Nigerien officials believe their ethnic-integration efforts have left the Tuareg less disenfranchised than they were in Mali.
“You can see that the problems are not the same,” Nigerien cabinet deputy director Alkache Akhada, a Tuareg, told Reuters. “You have Tuareg in every region of Niger, and this is not the case in Mali. In Niger, there is an ethnic mixing.”
Yet even in the south, Tuareg are more likely to be destitute than members of other Nigerien ethnic groups, explained a Canadian development worker who’s worked with Tuareg long enough to learn their language, Tamajaq.
“The Tuareg are very prideful. They used to be kings of the land. They controlled the trade routes. They had it all,” explained the worker, requesting anonymity due to her organization’s security policy.
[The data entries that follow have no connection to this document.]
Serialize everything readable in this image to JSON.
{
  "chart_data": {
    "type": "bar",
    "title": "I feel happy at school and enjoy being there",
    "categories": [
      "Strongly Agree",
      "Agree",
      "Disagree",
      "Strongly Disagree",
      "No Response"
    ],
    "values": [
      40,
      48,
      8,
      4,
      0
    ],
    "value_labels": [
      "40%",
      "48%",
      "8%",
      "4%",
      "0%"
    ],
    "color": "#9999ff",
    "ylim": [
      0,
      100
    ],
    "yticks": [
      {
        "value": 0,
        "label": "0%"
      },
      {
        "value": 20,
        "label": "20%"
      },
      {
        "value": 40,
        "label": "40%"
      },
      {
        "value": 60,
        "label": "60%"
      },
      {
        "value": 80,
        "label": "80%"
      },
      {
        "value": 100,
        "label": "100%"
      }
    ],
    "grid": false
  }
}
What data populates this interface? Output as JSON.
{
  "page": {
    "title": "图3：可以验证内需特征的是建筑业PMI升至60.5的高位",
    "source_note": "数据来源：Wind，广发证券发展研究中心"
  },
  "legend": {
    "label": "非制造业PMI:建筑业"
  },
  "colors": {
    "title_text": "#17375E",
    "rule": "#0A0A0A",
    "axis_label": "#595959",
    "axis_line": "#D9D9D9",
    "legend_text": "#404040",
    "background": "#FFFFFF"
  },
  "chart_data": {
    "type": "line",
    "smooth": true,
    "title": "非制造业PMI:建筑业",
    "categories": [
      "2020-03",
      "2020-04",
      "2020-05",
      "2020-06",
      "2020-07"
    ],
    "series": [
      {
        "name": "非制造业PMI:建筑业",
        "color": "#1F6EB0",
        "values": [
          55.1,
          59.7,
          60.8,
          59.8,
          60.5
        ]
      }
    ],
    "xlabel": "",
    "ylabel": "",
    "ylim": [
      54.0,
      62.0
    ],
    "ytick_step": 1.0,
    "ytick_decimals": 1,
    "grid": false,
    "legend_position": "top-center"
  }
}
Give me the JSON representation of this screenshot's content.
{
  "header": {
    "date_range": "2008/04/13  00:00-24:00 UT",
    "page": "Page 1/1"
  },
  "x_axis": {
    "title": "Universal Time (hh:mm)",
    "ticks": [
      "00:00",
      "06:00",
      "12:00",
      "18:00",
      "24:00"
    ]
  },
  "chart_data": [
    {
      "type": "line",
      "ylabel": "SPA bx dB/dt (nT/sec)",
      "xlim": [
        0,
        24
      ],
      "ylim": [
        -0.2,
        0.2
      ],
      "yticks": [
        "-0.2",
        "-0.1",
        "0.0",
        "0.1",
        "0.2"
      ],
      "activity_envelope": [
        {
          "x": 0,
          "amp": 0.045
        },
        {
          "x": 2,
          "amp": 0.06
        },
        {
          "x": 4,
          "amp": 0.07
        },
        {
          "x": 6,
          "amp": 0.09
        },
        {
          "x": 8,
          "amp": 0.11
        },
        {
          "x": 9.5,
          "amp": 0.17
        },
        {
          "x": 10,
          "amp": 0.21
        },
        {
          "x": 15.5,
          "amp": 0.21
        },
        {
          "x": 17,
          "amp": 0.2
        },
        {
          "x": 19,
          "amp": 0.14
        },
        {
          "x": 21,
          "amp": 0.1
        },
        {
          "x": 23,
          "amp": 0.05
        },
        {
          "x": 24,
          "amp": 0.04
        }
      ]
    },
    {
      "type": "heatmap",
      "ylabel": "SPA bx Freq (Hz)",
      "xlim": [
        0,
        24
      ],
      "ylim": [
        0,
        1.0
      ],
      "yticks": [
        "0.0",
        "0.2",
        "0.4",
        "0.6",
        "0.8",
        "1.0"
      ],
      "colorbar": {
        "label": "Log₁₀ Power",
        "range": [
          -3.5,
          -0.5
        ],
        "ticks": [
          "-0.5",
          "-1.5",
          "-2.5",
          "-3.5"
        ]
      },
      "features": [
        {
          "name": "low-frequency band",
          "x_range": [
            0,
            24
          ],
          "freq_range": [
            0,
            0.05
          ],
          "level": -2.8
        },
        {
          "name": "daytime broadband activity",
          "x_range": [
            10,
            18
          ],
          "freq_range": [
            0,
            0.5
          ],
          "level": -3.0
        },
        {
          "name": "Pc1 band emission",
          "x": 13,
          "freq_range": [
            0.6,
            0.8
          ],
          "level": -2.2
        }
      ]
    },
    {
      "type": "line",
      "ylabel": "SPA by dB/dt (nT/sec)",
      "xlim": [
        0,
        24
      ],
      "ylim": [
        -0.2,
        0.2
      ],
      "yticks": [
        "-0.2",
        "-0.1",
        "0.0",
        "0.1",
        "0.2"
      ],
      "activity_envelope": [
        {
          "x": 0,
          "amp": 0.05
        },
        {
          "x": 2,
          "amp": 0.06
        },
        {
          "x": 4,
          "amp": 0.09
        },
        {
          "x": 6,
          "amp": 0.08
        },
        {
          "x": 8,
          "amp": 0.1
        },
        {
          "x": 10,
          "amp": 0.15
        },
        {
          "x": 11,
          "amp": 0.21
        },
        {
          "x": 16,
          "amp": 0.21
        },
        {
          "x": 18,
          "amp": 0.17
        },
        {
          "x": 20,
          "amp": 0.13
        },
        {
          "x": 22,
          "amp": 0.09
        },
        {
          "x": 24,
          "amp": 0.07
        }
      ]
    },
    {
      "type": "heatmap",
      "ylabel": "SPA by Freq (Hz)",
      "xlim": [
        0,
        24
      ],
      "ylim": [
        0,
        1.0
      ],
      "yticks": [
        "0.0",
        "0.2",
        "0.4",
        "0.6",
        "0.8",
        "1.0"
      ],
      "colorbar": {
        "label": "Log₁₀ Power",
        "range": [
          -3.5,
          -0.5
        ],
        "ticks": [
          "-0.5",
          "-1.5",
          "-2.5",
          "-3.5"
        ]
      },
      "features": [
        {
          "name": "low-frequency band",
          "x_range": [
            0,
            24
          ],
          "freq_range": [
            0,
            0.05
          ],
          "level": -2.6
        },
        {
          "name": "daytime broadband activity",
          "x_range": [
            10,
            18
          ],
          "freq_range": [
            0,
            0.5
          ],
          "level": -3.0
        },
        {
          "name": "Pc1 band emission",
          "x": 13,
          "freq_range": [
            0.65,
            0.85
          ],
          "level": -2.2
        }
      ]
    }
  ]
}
Conventional employment and sedentary farming do not jibe with the Tuareg lifestyle, she said.
“As a result, the Tuareg have not adjusted well to the fact they’re in a different position. They’re pretty much 30 years behind when it comes to education.”
Progress, however, is being made. Niger now has a Tuareg prime minister, Brigi Rafini, and Tuareg leaders no longer lament the end of the nomadic past.
“Before, the Tuareg didn’t believe in school. Now, we’re getting trained,” said Moussa Issa, chief of the Tuareg village of Tagentassou, speaking through an interpreter. “The prime minister is a Tuareg. We have educated leaders. And we are getting along with everyone well.”
In a nation where peaceful coexistence between groups appears to be a societal norm, this is no small measure of success.